If it cooperates with that, great. If not, you refuse to budge in that particular timeless way that actually forces agreement.

But again, this is lead‍-in, the mere lemma. Here’s the real twist: what if there’s aliens? And what if the aliens say: we’ll devote a whole 60% of our resources to spirals! Pick our utility function instead!

This is something you’ll have to tweak the knobs for,^noteThere’s situations where it totally makes sense for the siren to say “Holy shit, two spiral cakes? I’ll trade with you both!”^endnote but in certain situations, you end up in a rat race. An acausal bidding war.

The aliens say 60%, so you have to say 70%, or you lose everything. they catch wind of this, and bump up their production to 80%.

And maybe you can imagine a similar situation in the Alpha Centauri example: multiple eccentric billionaires who want them and their family to be one raptured by the paperclip mothership. They compete against each other in paperclip production, till eventually one of their companies eats the other.

And in fact, the selection pressure might get to such an extreme that what you get looks a lot like humans becoming more and more like maximizers just to get an edge.

(At the extreme, the siren songs lulls you into becoming the siren yourself.)

Now again, suppose someone tells you about a siren.
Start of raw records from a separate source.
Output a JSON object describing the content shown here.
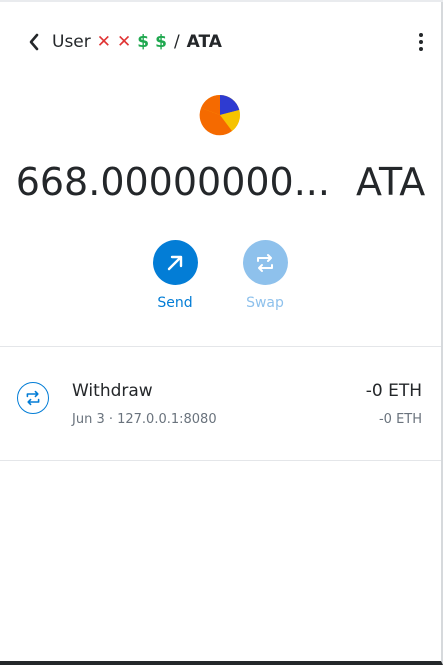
{
  "header": {
    "account_name": "User",
    "account_emoji": [
      "✕",
      "✕",
      "$",
      "$"
    ],
    "separator": "/",
    "token_symbol": "ATA"
  },
  "balance": {
    "amount": "668.00000000...",
    "symbol": "ATA"
  },
  "actions": {
    "send_label": "Send",
    "swap_label": "Swap"
  },
  "transaction": {
    "title": "Withdraw",
    "date": "Jun 3",
    "origin": "127.0.0.1:8080",
    "subtitle": "Jun 3 · 127.0.0.1:8080",
    "amount_primary": "-0 ETH",
    "amount_secondary": "-0 ETH"
  },
  "colors": {
    "primary": "#037dd6",
    "primary_disabled": "#8ec1ec",
    "text": "#24272a",
    "muted": "#6a737d",
    "token_orange": "#f56a00",
    "token_blue": "#2e3bd1",
    "token_yellow": "#f6c300"
  },
  "icons": {
    "back": "chevron-left-icon",
    "menu": "kebab-menu-icon",
    "send": "arrow-up-right-icon",
    "swap": "swap-arrows-icon",
    "token": "ata-token-icon"
  }
}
Do you listen to its song? (i.e., execute its utility function)

There’s a decent argument for refusing to be the type of agent who would discard 99.99% of the value in the universe just because you think there’s a superintelligent god just out of reach who will create a brief fragment of heaven for your sacrifice.

But this would put you in inevitable conflict with the siren’s devotees

Hardline 50%ers would also be in conflict with 80%ers. In an all out war, would a moderate 25%er side with the more extreme siren followers, or the never‍-sireners?